Cannes Review: Michelle Williams In Kelly Reichardt’s ‘Showing Up’

Kelly Reichardt has been making minimal Americana since the early 1990s, mostly around the state of Oregon where she lives and mostly about her favored awkward squad: quiet square pegs who don’t quite fit the round holes society provides. In this ongoing quest she has found many collaborators, but none more attuned to her recessive brand of naturalism than Michelle Williams.

As a homeless woman trying to find her stolen dog in Wendy and Lucy; as part of a wagon train heading west in the counter-western Meek’s Cutoff; and as half of a married couple trying to build their dubious “dream home” in Certain Women, Williams lets her performances ripple almost imperceptibly towards us, which is very much the Reichardt way. Each character’s drama, if you could call it that, lies under the surface.

In Reichardt’s latest, Showing Up, running in competition at the Cannes Film Festival, Williams plays Lizzy, a middle-aged ceramic artist who makes rent by working in the office at an arts and crafts school. Her daily life is a tangle of uneasily blurred boundaries. Her father is a potter, now retired, whose reputation precedes her; her mother manages the office where she works, which can make staff relations prickly; her brother is a conspiracy theorist her mother expects her to concede is the genius in the family, but who is more or less under her care. She keeps her housing costs down by renting a flat in a duplex owned by another artist, Joelle, who lives next door and is both landlady, colleague and ostensible pal.

It’s another thorny combination, especially since Lizzy’s hot-water service has packed up and Joelle is signally failing to get it fixed. “I told you: you can shower at my place!” says extroverted Joelle, but Lizzy would probably rather wash in a bowl for the rest of her life than waltz into Joelle’s bathroom in a towel. She puts up with it, of course, because making art is her priority.

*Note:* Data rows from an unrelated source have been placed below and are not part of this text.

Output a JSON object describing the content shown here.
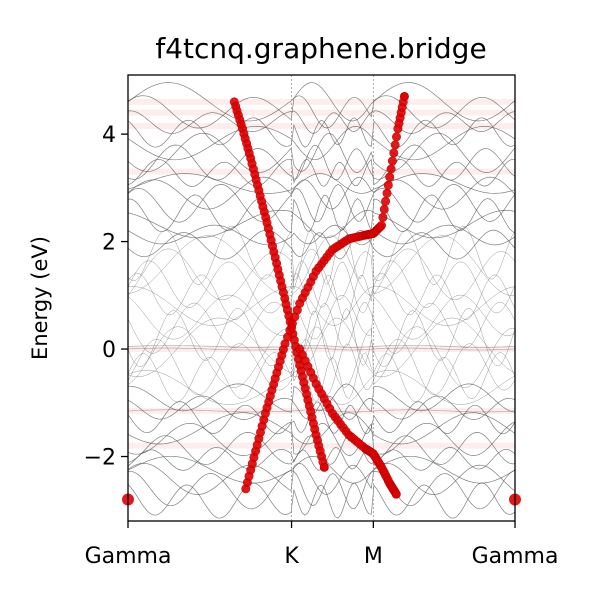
{
  "chart_data": {
    "type": "scatter",
    "title": "f4tcnq.graphene.bridge",
    "xlabel": "",
    "ylabel": "Energy (eV)",
    "ylim": [
      -3.2,
      5.1
    ],
    "yticks": [
      -2,
      0,
      2,
      4
    ],
    "ytick_labels": [
      "−2",
      "0",
      "2",
      "4"
    ],
    "kpath": {
      "labels": [
        "Gamma",
        "K",
        "M",
        "Gamma"
      ],
      "positions": [
        0.0,
        1.0,
        1.5,
        2.366
      ]
    },
    "grid": "vertical dotted lines at high-symmetry points",
    "band_color": "#555555",
    "weight_color": "#e00000",
    "flat_weight_levels": [
      4.6,
      4.4,
      4.15,
      3.3,
      0.0,
      -1.15,
      -1.8
    ],
    "series": [
      {
        "points": [
          {
            "x": 0.65,
            "y": 4.6
          },
          {
            "x": 0.7,
            "y": 4.1
          },
          {
            "x": 0.75,
            "y": 3.55
          },
          {
            "x": 0.8,
            "y": 2.95
          },
          {
            "x": 0.85,
            "y": 2.35
          },
          {
            "x": 0.9,
            "y": 1.7
          },
          {
            "x": 0.95,
            "y": 1.05
          },
          {
            "x": 1.0,
            "y": 0.4
          },
          {
            "x": 1.05,
            "y": -0.3
          },
          {
            "x": 1.1,
            "y": -0.95
          },
          {
            "x": 1.15,
            "y": -1.6
          },
          {
            "x": 1.2,
            "y": -2.2
          },
          {
            "x": 0.72,
            "y": -2.6
          },
          {
            "x": 0.78,
            "y": -1.9
          },
          {
            "x": 0.84,
            "y": -1.2
          },
          {
            "x": 0.9,
            "y": -0.55
          },
          {
            "x": 0.96,
            "y": 0.1
          },
          {
            "x": 1.05,
            "y": 0.85
          },
          {
            "x": 1.15,
            "y": 1.45
          },
          {
            "x": 1.25,
            "y": 1.85
          },
          {
            "x": 1.35,
            "y": 2.05
          },
          {
            "x": 1.45,
            "y": 2.12
          },
          {
            "x": 1.5,
            "y": 2.15
          },
          {
            "x": 1.55,
            "y": 2.3
          },
          {
            "x": 1.6,
            "y": 3.2
          },
          {
            "x": 1.65,
            "y": 4.1
          },
          {
            "x": 1.69,
            "y": 4.7
          },
          {
            "x": 1.05,
            "y": 0.0
          },
          {
            "x": 1.15,
            "y": -0.65
          },
          {
            "x": 1.25,
            "y": -1.2
          },
          {
            "x": 1.35,
            "y": -1.6
          },
          {
            "x": 1.45,
            "y": -1.85
          },
          {
            "x": 1.5,
            "y": -1.95
          },
          {
            "x": 1.55,
            "y": -2.2
          },
          {
            "x": 1.6,
            "y": -2.5
          },
          {
            "x": 1.64,
            "y": -2.7
          },
          {
            "x": 0.0,
            "y": -2.8
          },
          {
            "x": 2.366,
            "y": -2.8
          }
        ]
      }
    ]
  }
}
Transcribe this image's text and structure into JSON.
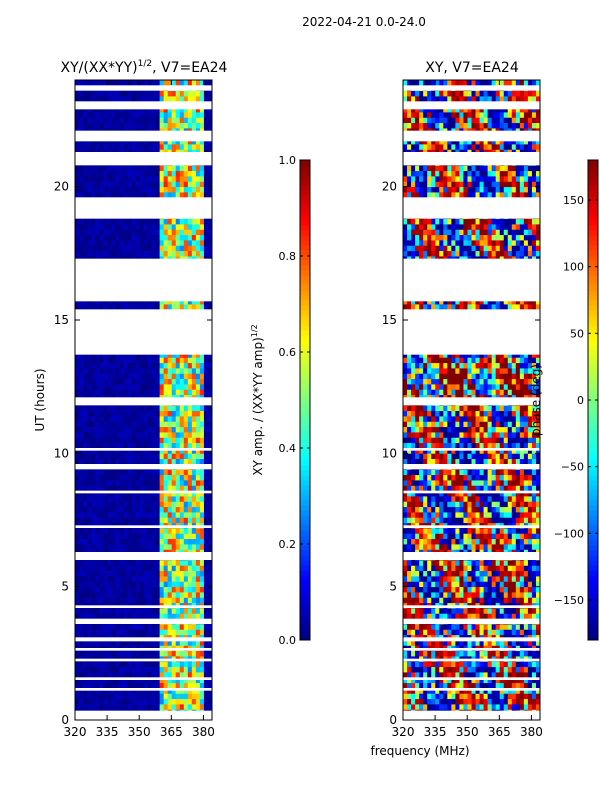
{
  "figure": {
    "suptitle": "2022-04-21 0.0-24.0",
    "shared_xlabel": "frequency (MHz)"
  },
  "chart_data": [
    {
      "type": "heatmap",
      "title": "XY/(XX*YY)",
      "title_exponent": "1/2",
      "title_suffix": ", V7=EA24",
      "xlabel": "",
      "ylabel": "UT (hours)",
      "xlim": [
        320,
        384
      ],
      "ylim": [
        0,
        24
      ],
      "xticks": [
        320,
        335,
        350,
        365,
        380
      ],
      "yticks": [
        0,
        5,
        10,
        15,
        20
      ],
      "colorbar": {
        "label": "XY amp. / (XX*YY amp)",
        "label_exponent": "1/2",
        "range": [
          0.0,
          1.0
        ],
        "ticks": [
          "0.0",
          "0.2",
          "0.4",
          "0.6",
          "0.8",
          "1.0"
        ],
        "tick_values": [
          0.0,
          0.2,
          0.4,
          0.6,
          0.8,
          1.0
        ]
      },
      "colormap": "jet",
      "missing_data_bands_ut": [
        [
          0.0,
          0.35
        ],
        [
          1.1,
          1.2
        ],
        [
          1.5,
          1.6
        ],
        [
          2.2,
          2.3
        ],
        [
          2.6,
          2.7
        ],
        [
          2.95,
          3.1
        ],
        [
          3.6,
          3.8
        ],
        [
          4.2,
          4.3
        ],
        [
          6.0,
          6.3
        ],
        [
          7.2,
          7.3
        ],
        [
          8.5,
          8.6
        ],
        [
          9.4,
          9.6
        ],
        [
          10.1,
          10.2
        ],
        [
          11.8,
          12.1
        ],
        [
          13.7,
          15.4
        ],
        [
          15.7,
          17.3
        ],
        [
          18.8,
          19.6
        ],
        [
          20.8,
          21.3
        ],
        [
          21.7,
          22.1
        ],
        [
          22.9,
          23.2
        ],
        [
          23.6,
          23.8
        ]
      ],
      "bright_channel_band_mhz": [
        360,
        380
      ],
      "notes": "values near 0 (dark blue) for 320-358 MHz; higher amplitude (0.3-0.9) in 360-380 MHz"
    },
    {
      "type": "heatmap",
      "title": "XY, V7=EA24",
      "xlabel": "",
      "ylabel": "",
      "xlim": [
        320,
        384
      ],
      "ylim": [
        0,
        24
      ],
      "xticks": [
        320,
        335,
        350,
        365,
        380
      ],
      "yticks": [
        0,
        5,
        10,
        15,
        20
      ],
      "colorbar": {
        "label": "phase (deg)",
        "range": [
          -180,
          180
        ],
        "ticks": [
          "−150",
          "−100",
          "−50",
          "0",
          "50",
          "100",
          "150"
        ],
        "tick_values": [
          -150,
          -100,
          -50,
          0,
          50,
          100,
          150
        ]
      },
      "colormap": "jet",
      "missing_data_bands_ut": [
        [
          0.0,
          0.35
        ],
        [
          1.1,
          1.2
        ],
        [
          1.5,
          1.6
        ],
        [
          2.2,
          2.3
        ],
        [
          2.6,
          2.7
        ],
        [
          2.95,
          3.1
        ],
        [
          3.6,
          3.8
        ],
        [
          4.2,
          4.3
        ],
        [
          6.0,
          6.3
        ],
        [
          7.2,
          7.3
        ],
        [
          8.5,
          8.6
        ],
        [
          9.4,
          9.6
        ],
        [
          10.1,
          10.2
        ],
        [
          11.8,
          12.1
        ],
        [
          13.7,
          15.4
        ],
        [
          15.7,
          17.3
        ],
        [
          18.8,
          19.6
        ],
        [
          20.8,
          21.3
        ],
        [
          21.7,
          22.1
        ],
        [
          22.9,
          23.2
        ],
        [
          23.6,
          23.8
        ]
      ],
      "notes": "phases span full -180..180 range; warm (red/orange) region around 12-14 UT"
    }
  ]
}
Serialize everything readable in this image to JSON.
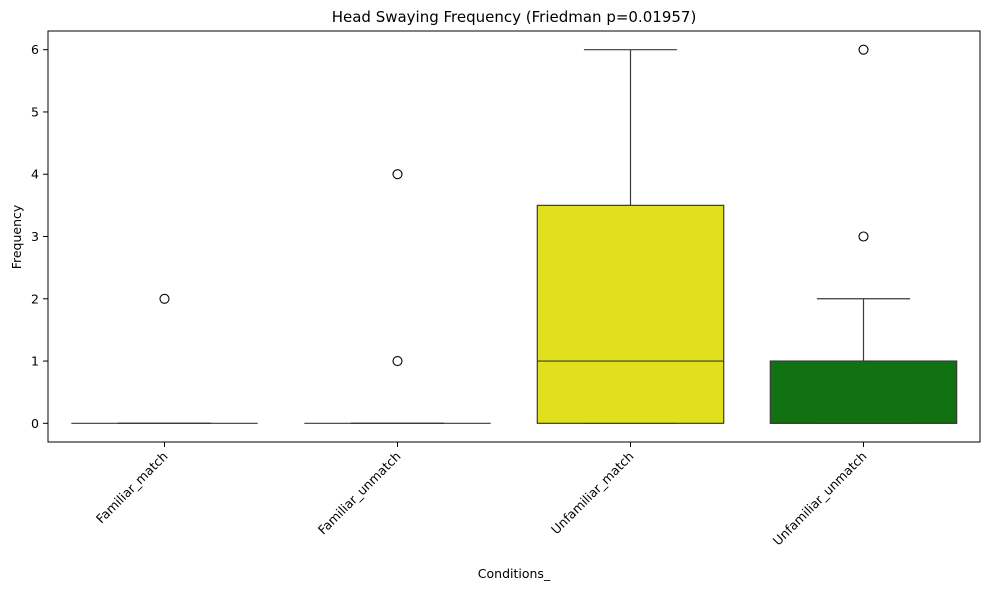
{
  "chart_data": {
    "type": "box",
    "title": "Head Swaying Frequency (Friedman p=0.01957)",
    "xlabel": "Conditions_",
    "ylabel": "Frequency",
    "ylim": [
      -0.3,
      6.3
    ],
    "yticks": [
      0,
      1,
      2,
      3,
      4,
      5,
      6
    ],
    "grid": false,
    "categories": [
      "Familiar_match",
      "Familiar_unmatch",
      "Unfamiliar_match",
      "Unfamiliar_unmatch"
    ],
    "boxes": [
      {
        "category": "Familiar_match",
        "whisker_low": 0,
        "q1": 0,
        "median": 0,
        "q3": 0,
        "whisker_high": 0,
        "outliers": [
          2
        ],
        "color": "#ffffff"
      },
      {
        "category": "Familiar_unmatch",
        "whisker_low": 0,
        "q1": 0,
        "median": 0,
        "q3": 0,
        "whisker_high": 0,
        "outliers": [
          1,
          4
        ],
        "color": "#ffffff"
      },
      {
        "category": "Unfamiliar_match",
        "whisker_low": 0,
        "q1": 0,
        "median": 1,
        "q3": 3.5,
        "whisker_high": 6,
        "outliers": [],
        "color": "#e0e01c"
      },
      {
        "category": "Unfamiliar_unmatch",
        "whisker_low": 0,
        "q1": 0,
        "median": 0,
        "q3": 1,
        "whisker_high": 2,
        "outliers": [
          3,
          6
        ],
        "color": "#107210"
      }
    ]
  }
}
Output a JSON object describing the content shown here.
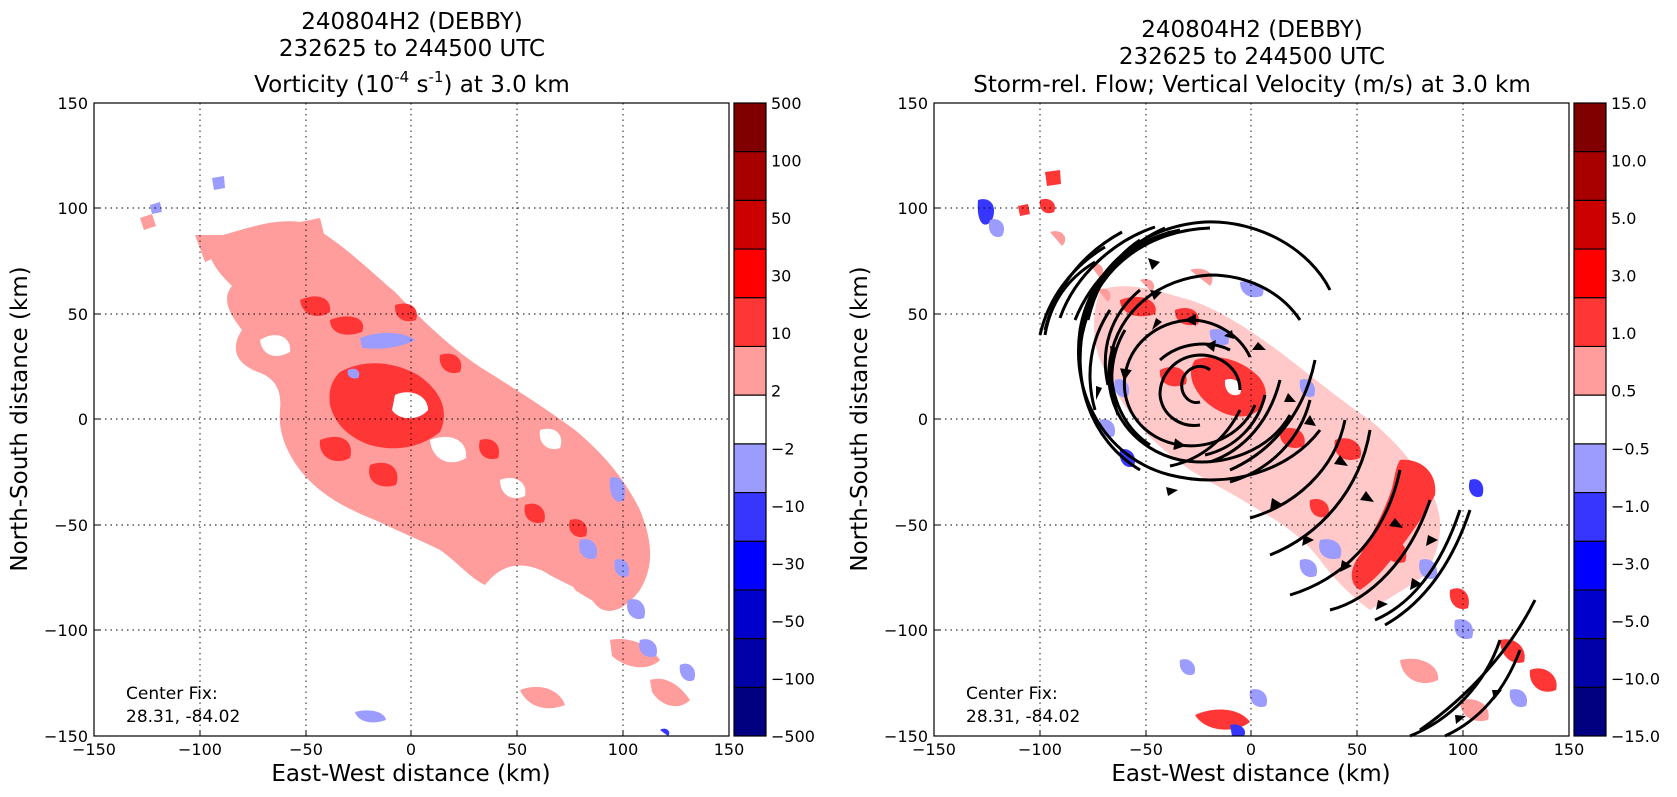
{
  "panels": [
    {
      "title_lines": [
        "240804H2 (DEBBY)",
        "232625 to 244500 UTC"
      ],
      "title_line3": {
        "pre": "Vorticity (10",
        "sup1": "-4",
        "mid": " s",
        "sup2": "-1",
        "post": ") at 3.0 km"
      },
      "xlabel": "East-West distance (km)",
      "ylabel": "North-South distance (km)",
      "x_ticks": [
        "−150",
        "−100",
        "−50",
        "0",
        "50",
        "100",
        "150"
      ],
      "y_ticks": [
        "150",
        "100",
        "50",
        "0",
        "−50",
        "−100",
        "−150"
      ],
      "colorbar_ticks": [
        "500",
        "100",
        "50",
        "30",
        "10",
        "2",
        "−2",
        "−10",
        "−30",
        "−50",
        "−100",
        "−500"
      ],
      "center_fix_label": "Center Fix:",
      "center_fix_value": "28.31, -84.02"
    },
    {
      "title_lines": [
        "240804H2 (DEBBY)",
        "232625 to 244500 UTC"
      ],
      "title_line3": {
        "text": "Storm-rel. Flow; Vertical Velocity (m/s) at 3.0 km"
      },
      "xlabel": "East-West distance (km)",
      "ylabel": "North-South distance (km)",
      "x_ticks": [
        "−150",
        "−100",
        "−50",
        "0",
        "50",
        "100",
        "150"
      ],
      "y_ticks": [
        "150",
        "100",
        "50",
        "0",
        "−50",
        "−100",
        "−150"
      ],
      "colorbar_ticks": [
        "15.0",
        "10.0",
        "5.0",
        "3.0",
        "1.0",
        "0.5",
        "−0.5",
        "−1.0",
        "−3.0",
        "−5.0",
        "−10.0",
        "−15.0"
      ],
      "center_fix_label": "Center Fix:",
      "center_fix_value": "28.31, -84.02"
    }
  ],
  "chart_data": [
    {
      "type": "heatmap",
      "field": "vorticity",
      "units": "10^-4 s^-1",
      "xlim": [
        -150,
        150
      ],
      "ylim": [
        -150,
        150
      ],
      "grid": true,
      "colorbar_levels": [
        -500,
        -100,
        -50,
        -30,
        -10,
        -2,
        2,
        10,
        30,
        50,
        100,
        500
      ],
      "colorbar_colors": [
        "#000080",
        "#0000a8",
        "#0000cd",
        "#0000ff",
        "#3636ff",
        "#9c9cff",
        "#ffffff",
        "#ff9c9c",
        "#ff3636",
        "#ff0000",
        "#cd0000",
        "#a80000",
        "#800000"
      ],
      "center_fix": [
        28.31,
        -84.02
      ]
    },
    {
      "type": "heatmap",
      "field": "vertical_velocity",
      "units": "m/s",
      "overlay": "storm-relative flow streamlines",
      "xlim": [
        -150,
        150
      ],
      "ylim": [
        -150,
        150
      ],
      "grid": true,
      "colorbar_levels": [
        -15.0,
        -10.0,
        -5.0,
        -3.0,
        -1.0,
        -0.5,
        0.5,
        1.0,
        3.0,
        5.0,
        10.0,
        15.0
      ],
      "colorbar_colors": [
        "#000080",
        "#0000a8",
        "#0000cd",
        "#0000ff",
        "#3636ff",
        "#9c9cff",
        "#ffffff",
        "#ff9c9c",
        "#ff3636",
        "#ff0000",
        "#cd0000",
        "#a80000",
        "#800000"
      ],
      "center_fix": [
        28.31,
        -84.02
      ]
    }
  ]
}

She has an exhibition within the week that could be noticed – could change her life – and a squadron of pottery figurines to get glazed and fired. The job gives her time to get her real work done, while Joelle’s garage provides space. It is easy to spot a parallel with Reichardt’s own career, making the shoestring films that have established her as a major American filmmaker while earning her living teaching college students. It’s all about showing up, on all fronts.

It is possible to watch Williams as Lizzy clomping round her apartment in her socks and frumpy skirts and think she is doing next to nothing, at least in terms of performance. Reichardt’s characters register emotional shifts almost barometrically, as changes in air pressure. Lizzy is not a talker. When someone else at the arts center tries to draw her out at lunch, she doesn’t quite tell her to back off, but she curls her body around the sandwich she’s eating as if to ward her away.

When she leaves Joelle a shouty message about how furious she is about her continued lack of hot water, her anger feels staged; Joelle certainly doesn’t take it seriously. It is in her stony insistence on using the shower in unlikely places – at the gallery where her work is being shown, for example – that you really feel her accumulated resentment.

That and the business of the pigeon, a perfectly ordinary bird that Joelle finds after it has been mauled half to death by Lizzy’s errant cat. Joelle puts the pigeon in a box, declaring that she will nurse it back to health, then parks it with Lizzy who is too embarrassed by her cat’s bad behavior to refuse. The pigeon ends up going everywhere with one or other of them; it lives in the studio, goes to galleries, to the vet – much to the vet’s surprise – and back and forth between their apartments, a living monument to the muddle of roles, responsibilities and resentments common to everyone’s lives, but especially to the lives of women trying to carve out the space to make creative work.

There is a good deal of tedium to all this, underlined by a maddeningly repetitive score. Where Meek’s Cut-off and First Cow, Reichardt’s last film, were counterpoints to the western genre that embraced epic themes, shootings and a wagon falling off a cliff, Showing Up is about endless, tiny acts of persistence. Very little happens.

Lizzy establishes her working space by closing herself off from others, including us. She doesn’t want our company. It is only at the end of the film, as her exhibition opens and she is worrying over whether there is too much cheese on the snack plate, there may be a chink opening up in her armor. It’s not much, but for fans of Reichardt’s internalized cinema, it’s enough.